Charlie St. Cloud

Critic rating:

Sometimes you should mess with perfection
By Michael O'Sullivan
Friday, July 30, 2010

"Charlie St. Cloud," like its star Zac Efron, is a gorgeous, unblemished thing. Both would be much improved with a tiny flaw or two.

Don't get me wrong. Efron is nice to look at. Many moviegoers will no doubt go just to see him smile, and brood, and take off his shirt, which he does with a regularity approaching that of Matthew McConaughey. (There's even a scene where he jumps into a pond in his clothing, turning the movie momentarily into a wet T-shirt contest. Ladies and gentlemen, we have a winner!)

What's more, the 22-year-old (of "High School Musical" fame) is turning into a pretty decent actor. As the titular Charlie, a young man whose guilt and grief over his 11-year-old brother's death -- in a car Charlie was driving -- has paralyzed him emotionally, Efron works hard to make you believe his character's angst. The scenes in which he plays catch with dead brother Sam (Charlie Tahan), with whom Charlie has a daily play date in the woods, are particularly touching. And when Tess (Amanda Crew), a former high school classmate of Charlie's, tries to reconnect with him, Charlie's reluctance to allow himself real-world pleasure is almost palpable.

It's just that the movie, like the man, is a little too perfect.

From the insistently gooey score that pushes and prods you to feel Charlie's pain, to the sparkling cinematography that turns the fictional Pacific Northwest setting of Quincy Bay into an ad for a vacation time share, the movie has a machine-extruded gloss that makes it harder, not easier, to swallow its difficult emotions. You'll want to buy into them -- Efron is a very good salesman -- but they're so smooth and creamy going down, they barely register as feelings at all.

Based on the novel "The Death and Life of Charlie St. Cloud," by Ben Sherwood, the story itself has a predictable arc. A promising high school sailor with an athletic scholarship to Stanford, Charlie has put his plans -- and his life -- on hold after Sam dies, taking on a job as cemetery caretaker so that he can be near his brother, with whom he has a pact to meet every day at sunset. Five years after the accident, when Charlie and Tess start falling for each other, Charlie's connection to Sam, or Sam's spirit, is threatened.

Sam, of course, is a walking metaphor for survivor's guilt. Charlie himself almost died in the accident but was resuscitated by a paramedic (Ray Liotta), whose defibrillator has left scars on Charlie's chest that serve as constant reminders. The self-help-heavy script includes such aphorisms as "You hurt because you're alive" (courtesy of Sam's ghost) and "At some point, we all have to let go" (courtesy of Tess).

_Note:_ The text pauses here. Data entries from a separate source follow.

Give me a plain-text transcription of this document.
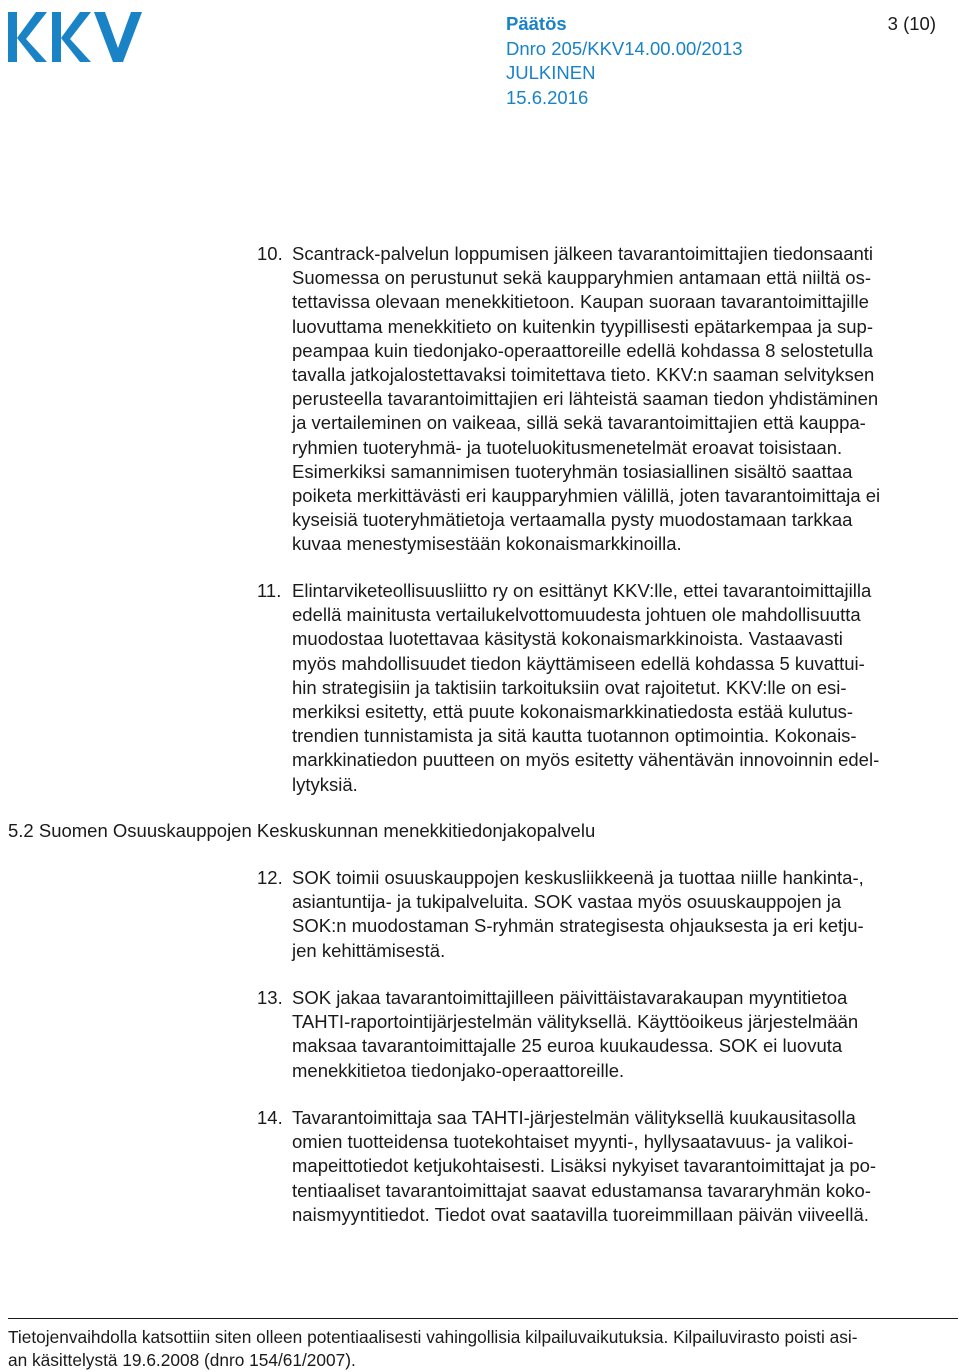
Päätös	3 (10)
Dnro 205/KKV14.00.00/2013
JULKINEN
15.6.2016
10. Scantrack-palvelun loppumisen jälkeen tavarantoimittajien tiedonsaanti
Suomessa on perustunut sekä kaupparyhmien antamaan että niiltä os-
tettavissa olevaan menekkitietoon. Kaupan suoraan tavarantoimittajille
luovuttama menekkitieto on kuitenkin tyypillisesti epätarkempaa ja sup-
peampaa kuin tiedonjako-operaattoreille edellä kohdassa 8 selostetulla
tavalla jatkojalostettavaksi toimitettava tieto. KKV:n saaman selvityksen
perusteella tavarantoimittajien eri lähteistä saaman tiedon yhdistäminen
ja vertaileminen on vaikeaa, sillä sekä tavarantoimittajien että kauppa-
ryhmien tuoteryhmä- ja tuoteluokitusmenetelmät eroavat toisistaan.
Esimerkiksi samannimisen tuoteryhmän tosiasiallinen sisältö saattaa
poiketa merkittävästi eri kaupparyhmien välillä, joten tavarantoimittaja ei
kyseisiä tuoteryhmätietoja vertaamalla pysty muodostamaan tarkkaa
kuvaa menestymisestään kokonaismarkkinoilla.
11. Elintarviketeollisuusliitto ry on esittänyt KKV:lle, ettei tavarantoimittajilla
edellä mainitusta vertailukelvottomuudesta johtuen ole mahdollisuutta
muodostaa luotettavaa käsitystä kokonaismarkkinoista. Vastaavasti
myös mahdollisuudet tiedon käyttämiseen edellä kohdassa 5 kuvattui-
hin strategisiin ja taktisiin tarkoituksiin ovat rajoitetut. KKV:lle on esi-
merkiksi esitetty, että puute kokonaismarkkinatiedosta estää kulutus-
trendien tunnistamista ja sitä kautta tuotannon optimointia. Kokonais-
markkinatiedon puutteen on myös esitetty vähentävän innovoinnin edel-
lytyksiä.
5.2 Suomen Osuuskauppojen Keskuskunnan menekkitiedonjakopalvelu
12. SOK toimii osuuskauppojen keskusliikkeenä ja tuottaa niille hankinta-,
asiantuntija- ja tukipalveluita. SOK vastaa myös osuuskauppojen ja
SOK:n muodostaman S-ryhmän strategisesta ohjauksesta ja eri ketju-
jen kehittämisestä.
13. SOK jakaa tavarantoimittajilleen päivittäistavarakaupan myyntitietoa
TAHTI-raportointijärjestelmän välityksellä. Käyttöoikeus järjestelmään
maksaa tavarantoimittajalle 25 euroa kuukaudessa. SOK ei luovuta
menekkitietoa tiedonjako-operaattoreille.
14. Tavarantoimittaja saa TAHTI-järjestelmän välityksellä kuukausitasolla
omien tuotteidensa tuotekohtaiset myynti-, hyllysaatavuus- ja valikoi-
mapeittotiedot ketjukohtaisesti. Lisäksi nykyiset tavarantoimittajat ja po-
tentiaaliset tavarantoimittajat saavat edustamansa tavararyhmän koko-
naismyyntitiedot. Tiedot ovat saatavilla tuoreimmillaan päivän viiveellä.
Tietojenvaihdolla katsottiin siten olleen potentiaalisesti vahingollisia kilpailuvaikutuksia. Kilpailuvirasto poisti asi-
an käsittelystä 19.6.2008 (dnro 154/61/2007).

Those lines will come as no surprise. What will come as a surprise is something of a plot twist having to do with Charlie's ability to "see" dead people, a result of his having visited the other side. In addition to Sam, Charlie also communes, briefly, with the ghost of another old school chum (Dave Franco), who was killed in Iraq.

I won't spoil things, except to say that this development will probably catch you off guard. It did me. I only wish there were more about the movie that was off-balance.

The sudden loss of equilibrium gives the film, however temporarily, some traction in its gliding progress toward a rather foregone conclusion. Like the minor scrapes and abrasions that appear on Efron's face after the accident, and then fade away -- and like those persistent paddle scars -- it's the most interesting feature about a too slick and only partially satisfying "Charlie St. Cloud."

Contains brief crude language, mild sensuality, a bar fight and a frightening car accident.